You would enter this number on line 15 of Schedule A (form 1040).

You may not deduct the cost of home improvements that go beyond the cost of repairs. So if you spend extra money to improve your house to a better condition, those extra costs aren't tax-deductible.

Other tax deductions for homeowners

Aside from homeowners insurance, there are many other tax benefits for homeowners. Depending on your situation, these can include:

  • Mortgage interest
  • Property taxes
  • Points paid to lower your interest rate when buying a home
  • Some energy-efficient improvements, like solar panels
  • Improvements to make your home accessible to members of your household with disabilities

Frequently asked questions

Can you write off home insurance on your taxes?

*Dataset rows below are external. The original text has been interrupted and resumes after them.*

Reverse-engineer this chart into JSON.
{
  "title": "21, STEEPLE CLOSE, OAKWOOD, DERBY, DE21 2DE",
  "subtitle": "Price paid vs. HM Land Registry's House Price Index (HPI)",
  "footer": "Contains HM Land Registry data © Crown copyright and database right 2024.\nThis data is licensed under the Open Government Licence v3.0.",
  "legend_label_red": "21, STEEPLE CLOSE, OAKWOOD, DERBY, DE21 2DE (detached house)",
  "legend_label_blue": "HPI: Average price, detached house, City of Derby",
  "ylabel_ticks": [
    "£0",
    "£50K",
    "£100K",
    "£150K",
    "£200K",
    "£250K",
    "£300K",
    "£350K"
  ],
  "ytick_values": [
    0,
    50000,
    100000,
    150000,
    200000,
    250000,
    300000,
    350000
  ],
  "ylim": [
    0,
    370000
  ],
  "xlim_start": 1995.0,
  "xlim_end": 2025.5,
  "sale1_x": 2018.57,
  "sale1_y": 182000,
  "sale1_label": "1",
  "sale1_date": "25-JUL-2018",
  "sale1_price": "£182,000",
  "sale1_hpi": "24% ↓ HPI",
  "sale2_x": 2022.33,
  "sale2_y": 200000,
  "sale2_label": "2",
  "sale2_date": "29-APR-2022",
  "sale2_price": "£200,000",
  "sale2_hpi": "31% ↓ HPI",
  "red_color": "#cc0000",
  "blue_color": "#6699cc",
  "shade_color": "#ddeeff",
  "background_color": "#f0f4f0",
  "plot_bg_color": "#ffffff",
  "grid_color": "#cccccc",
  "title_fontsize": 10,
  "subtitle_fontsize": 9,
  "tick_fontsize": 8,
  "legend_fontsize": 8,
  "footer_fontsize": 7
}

You can only write off home insurance if you're a business owner or contractor who works mainly from your home office, or you rent out all or a portion of your home.

Is homeowners insurance tax deductible on rental property?

Yes, you can write off the cost of home insurance for your rental property because the IRS considers it to be a business expense.

Can you write off mortgage insurance on your taxes?

As of 2022, you can no longer write off mortgage insurance, also known as PMI.